Event Name Seminar by Gilles Gigan (James Cook University, QLD, Australia) on "The Sensor Abstraction Layer
Start Date 31st Jul 2008 4:00pm
End Date 31st Jul 2008 5:00pm
Duration 1 hour

Speaker: Gilles Gigan 

Location:Brown Lecture Theatre, Dept of EEE, The University of Melbourne, Australia 

Traditional sensor network infrastructures rely heavily on middleware software to interface with various instruments. Each sensing technology requires its own plugin so it can be supported by the software. Many middleware solutions have been developed to suit different needs and requirements that vary from one deployment to another.
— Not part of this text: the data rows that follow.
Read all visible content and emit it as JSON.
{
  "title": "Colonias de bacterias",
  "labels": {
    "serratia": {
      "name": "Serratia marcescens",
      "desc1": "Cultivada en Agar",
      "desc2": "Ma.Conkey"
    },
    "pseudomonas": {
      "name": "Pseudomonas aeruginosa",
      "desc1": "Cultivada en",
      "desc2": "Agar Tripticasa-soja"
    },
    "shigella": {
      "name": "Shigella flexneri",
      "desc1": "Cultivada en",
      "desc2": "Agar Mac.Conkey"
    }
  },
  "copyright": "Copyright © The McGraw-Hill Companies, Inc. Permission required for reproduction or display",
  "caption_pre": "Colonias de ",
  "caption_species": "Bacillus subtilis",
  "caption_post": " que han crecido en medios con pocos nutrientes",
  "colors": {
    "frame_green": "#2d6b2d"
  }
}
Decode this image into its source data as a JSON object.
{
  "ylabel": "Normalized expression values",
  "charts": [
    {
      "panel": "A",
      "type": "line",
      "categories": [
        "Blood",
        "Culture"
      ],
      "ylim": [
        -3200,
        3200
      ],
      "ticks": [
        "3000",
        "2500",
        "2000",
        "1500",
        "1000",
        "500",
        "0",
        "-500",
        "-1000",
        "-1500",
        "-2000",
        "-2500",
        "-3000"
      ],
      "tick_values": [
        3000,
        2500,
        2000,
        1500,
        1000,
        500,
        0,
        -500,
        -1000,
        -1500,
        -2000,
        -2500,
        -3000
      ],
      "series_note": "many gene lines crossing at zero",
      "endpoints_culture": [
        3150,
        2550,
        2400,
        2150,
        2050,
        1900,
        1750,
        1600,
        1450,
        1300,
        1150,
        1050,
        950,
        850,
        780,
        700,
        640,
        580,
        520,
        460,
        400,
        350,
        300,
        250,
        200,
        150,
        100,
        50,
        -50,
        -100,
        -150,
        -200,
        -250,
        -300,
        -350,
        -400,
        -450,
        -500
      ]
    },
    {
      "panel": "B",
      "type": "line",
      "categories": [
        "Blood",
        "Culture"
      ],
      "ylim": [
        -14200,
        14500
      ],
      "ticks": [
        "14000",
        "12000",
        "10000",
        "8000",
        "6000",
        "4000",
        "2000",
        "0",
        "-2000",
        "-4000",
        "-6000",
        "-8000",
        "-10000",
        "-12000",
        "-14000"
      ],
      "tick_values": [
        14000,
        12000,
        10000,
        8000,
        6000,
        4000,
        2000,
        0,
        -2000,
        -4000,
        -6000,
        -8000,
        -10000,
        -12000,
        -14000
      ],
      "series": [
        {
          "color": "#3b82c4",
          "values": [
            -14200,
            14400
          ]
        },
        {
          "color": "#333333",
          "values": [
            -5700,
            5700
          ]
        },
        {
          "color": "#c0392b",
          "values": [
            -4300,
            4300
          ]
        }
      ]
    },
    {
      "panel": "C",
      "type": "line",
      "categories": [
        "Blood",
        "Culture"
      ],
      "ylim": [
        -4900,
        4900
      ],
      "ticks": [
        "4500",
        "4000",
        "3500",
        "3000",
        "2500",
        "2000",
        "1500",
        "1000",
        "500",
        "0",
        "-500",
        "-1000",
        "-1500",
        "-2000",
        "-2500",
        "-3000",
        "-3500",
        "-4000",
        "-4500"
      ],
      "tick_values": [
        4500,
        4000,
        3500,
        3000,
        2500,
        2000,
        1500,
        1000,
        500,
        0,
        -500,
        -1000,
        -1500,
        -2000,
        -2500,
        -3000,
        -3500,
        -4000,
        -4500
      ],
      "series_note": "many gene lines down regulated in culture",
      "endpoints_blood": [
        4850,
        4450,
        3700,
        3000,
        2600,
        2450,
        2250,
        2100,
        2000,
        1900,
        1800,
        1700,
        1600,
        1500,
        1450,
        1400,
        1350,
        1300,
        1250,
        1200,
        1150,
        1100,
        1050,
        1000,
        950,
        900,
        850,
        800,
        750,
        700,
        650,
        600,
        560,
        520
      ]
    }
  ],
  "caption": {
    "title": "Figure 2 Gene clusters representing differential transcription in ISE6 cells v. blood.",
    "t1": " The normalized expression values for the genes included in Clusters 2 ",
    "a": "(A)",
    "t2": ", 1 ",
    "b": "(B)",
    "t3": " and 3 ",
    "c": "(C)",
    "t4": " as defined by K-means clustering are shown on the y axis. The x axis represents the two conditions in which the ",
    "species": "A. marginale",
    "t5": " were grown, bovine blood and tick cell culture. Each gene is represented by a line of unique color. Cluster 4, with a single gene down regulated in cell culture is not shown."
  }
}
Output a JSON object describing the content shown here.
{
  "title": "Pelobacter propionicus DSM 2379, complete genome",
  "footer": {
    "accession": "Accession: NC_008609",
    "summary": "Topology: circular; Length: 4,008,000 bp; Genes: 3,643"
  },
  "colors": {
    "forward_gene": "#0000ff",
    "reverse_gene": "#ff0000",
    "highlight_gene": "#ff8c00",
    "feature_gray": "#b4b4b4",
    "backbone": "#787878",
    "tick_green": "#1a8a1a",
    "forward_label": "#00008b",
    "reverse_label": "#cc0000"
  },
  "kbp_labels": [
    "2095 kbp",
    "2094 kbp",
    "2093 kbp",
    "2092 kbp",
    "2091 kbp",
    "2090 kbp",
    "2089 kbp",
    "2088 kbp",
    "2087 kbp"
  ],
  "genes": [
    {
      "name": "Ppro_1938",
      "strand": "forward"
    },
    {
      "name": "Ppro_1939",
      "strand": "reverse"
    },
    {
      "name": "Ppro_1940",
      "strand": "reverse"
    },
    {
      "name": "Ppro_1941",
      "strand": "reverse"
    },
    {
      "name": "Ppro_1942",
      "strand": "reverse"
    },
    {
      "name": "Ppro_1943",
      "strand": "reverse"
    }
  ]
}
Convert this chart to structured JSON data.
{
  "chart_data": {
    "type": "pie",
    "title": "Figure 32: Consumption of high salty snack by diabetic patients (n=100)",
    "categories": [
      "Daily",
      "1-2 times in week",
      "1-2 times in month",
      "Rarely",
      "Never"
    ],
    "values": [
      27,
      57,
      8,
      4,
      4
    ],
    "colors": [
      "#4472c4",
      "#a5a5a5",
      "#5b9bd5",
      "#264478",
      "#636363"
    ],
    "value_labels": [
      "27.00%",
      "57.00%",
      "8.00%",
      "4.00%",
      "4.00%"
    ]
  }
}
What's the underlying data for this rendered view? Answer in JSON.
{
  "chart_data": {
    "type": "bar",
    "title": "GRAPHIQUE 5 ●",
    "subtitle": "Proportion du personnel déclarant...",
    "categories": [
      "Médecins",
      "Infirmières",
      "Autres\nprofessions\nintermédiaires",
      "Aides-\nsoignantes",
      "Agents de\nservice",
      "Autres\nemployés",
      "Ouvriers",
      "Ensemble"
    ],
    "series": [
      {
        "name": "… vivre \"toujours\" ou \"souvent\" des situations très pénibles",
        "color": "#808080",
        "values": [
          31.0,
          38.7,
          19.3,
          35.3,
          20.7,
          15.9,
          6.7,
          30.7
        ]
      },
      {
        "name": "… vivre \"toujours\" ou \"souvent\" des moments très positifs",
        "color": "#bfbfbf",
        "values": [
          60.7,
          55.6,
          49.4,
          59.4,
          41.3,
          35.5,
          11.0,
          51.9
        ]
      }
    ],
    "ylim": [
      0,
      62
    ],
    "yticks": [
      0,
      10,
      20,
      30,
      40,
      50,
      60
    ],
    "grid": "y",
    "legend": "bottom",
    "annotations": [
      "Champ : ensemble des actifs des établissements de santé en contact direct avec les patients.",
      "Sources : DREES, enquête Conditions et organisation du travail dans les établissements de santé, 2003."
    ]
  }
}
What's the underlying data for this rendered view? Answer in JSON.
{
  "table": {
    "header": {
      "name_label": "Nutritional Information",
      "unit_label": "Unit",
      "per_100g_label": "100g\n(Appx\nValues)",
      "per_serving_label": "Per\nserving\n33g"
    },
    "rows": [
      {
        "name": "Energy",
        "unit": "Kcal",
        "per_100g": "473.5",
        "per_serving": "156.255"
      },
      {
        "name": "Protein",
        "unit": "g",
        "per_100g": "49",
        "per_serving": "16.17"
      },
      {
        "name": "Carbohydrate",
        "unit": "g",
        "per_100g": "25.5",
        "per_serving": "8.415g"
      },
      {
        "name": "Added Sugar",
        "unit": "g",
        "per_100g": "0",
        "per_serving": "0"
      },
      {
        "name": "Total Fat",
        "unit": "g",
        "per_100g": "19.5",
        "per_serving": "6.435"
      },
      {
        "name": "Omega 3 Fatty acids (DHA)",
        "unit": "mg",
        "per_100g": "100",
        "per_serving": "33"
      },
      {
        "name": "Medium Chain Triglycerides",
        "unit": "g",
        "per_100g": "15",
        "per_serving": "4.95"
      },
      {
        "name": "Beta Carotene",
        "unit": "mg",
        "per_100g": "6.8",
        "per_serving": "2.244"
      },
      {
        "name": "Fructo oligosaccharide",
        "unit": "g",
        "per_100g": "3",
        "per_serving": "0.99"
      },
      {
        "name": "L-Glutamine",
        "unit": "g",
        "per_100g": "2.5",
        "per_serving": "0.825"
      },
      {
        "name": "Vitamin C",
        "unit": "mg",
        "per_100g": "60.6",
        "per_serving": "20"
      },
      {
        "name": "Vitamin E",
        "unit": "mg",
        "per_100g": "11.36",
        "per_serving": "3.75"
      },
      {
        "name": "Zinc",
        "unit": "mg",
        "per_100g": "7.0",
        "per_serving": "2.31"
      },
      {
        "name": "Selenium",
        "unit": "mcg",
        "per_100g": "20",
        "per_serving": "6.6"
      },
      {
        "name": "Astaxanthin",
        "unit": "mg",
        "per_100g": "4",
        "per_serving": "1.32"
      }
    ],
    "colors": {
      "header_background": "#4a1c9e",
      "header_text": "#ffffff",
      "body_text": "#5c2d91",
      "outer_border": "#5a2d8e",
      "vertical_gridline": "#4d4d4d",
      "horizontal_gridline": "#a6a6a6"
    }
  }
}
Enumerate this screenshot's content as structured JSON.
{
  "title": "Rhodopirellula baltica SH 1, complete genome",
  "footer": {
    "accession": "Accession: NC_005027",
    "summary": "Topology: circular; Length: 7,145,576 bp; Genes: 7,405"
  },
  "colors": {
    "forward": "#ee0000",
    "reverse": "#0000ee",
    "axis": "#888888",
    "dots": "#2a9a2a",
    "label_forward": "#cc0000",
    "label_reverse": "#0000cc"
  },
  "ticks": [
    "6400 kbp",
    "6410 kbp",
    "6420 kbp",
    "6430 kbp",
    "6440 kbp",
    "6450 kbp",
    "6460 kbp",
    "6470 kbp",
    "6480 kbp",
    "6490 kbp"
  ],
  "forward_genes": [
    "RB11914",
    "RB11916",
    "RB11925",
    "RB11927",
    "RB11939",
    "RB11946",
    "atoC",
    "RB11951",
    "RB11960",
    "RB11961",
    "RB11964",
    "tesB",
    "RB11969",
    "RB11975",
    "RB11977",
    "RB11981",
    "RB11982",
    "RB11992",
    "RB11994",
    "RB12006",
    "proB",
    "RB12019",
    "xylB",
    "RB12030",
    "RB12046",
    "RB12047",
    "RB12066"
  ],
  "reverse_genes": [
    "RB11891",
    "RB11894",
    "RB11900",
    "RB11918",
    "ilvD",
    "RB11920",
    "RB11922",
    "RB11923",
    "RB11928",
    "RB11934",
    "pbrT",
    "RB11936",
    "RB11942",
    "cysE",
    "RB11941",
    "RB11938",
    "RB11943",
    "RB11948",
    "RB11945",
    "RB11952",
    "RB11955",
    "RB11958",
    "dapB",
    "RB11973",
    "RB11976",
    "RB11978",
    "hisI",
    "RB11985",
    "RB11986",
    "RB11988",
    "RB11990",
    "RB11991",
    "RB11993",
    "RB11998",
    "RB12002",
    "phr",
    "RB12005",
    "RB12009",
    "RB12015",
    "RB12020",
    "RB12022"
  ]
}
At the speed at which the technology evolves, adding  extra sensors or replacing older nodes with newer ones, in an exiting network, occurs quite frequently. Existing middleware products have the following recurring problem - supporting a new technology requires programming a new plugin and loading it into the middleware software. In some instances, even re-arranging the network, by adding or removing nodes, requires a small amount of coding. In the current state, plugin-based middleware software does not offer the flexibilty required to achieve “plug & play”, where users can simply connect new sensors and instruments and expect them to work straight away. In this presentation, we introduce a Sensor Abstraction Layer (SAL) which implements all hardware-related features and enforces a clear separation of responsabilities. Using SAL, middleware software can be made hardware-independent. Hardware management functions are only implemented in SAL, which avoids code duplication and promotes reusability across middleware technologies. SAL solves many of the issues current middleware products have with respect to hardware detection and configuration, as it automates most of the tasks, making new instruments available for immediate use as soon as they are connected. A demonstration of SAL's capabilities will be made at the end of the presentation. 

Gilles Gigan is currently employed as a Research Officer by the High Perfomance Computing center at JCU, working on projects including DART and ARCHER (DEST funded, multi institutional collaborative projects) among others. Previously, Gilles has worked as an Computer Science lecturer in the School of Maths, Physics and IT at JCU.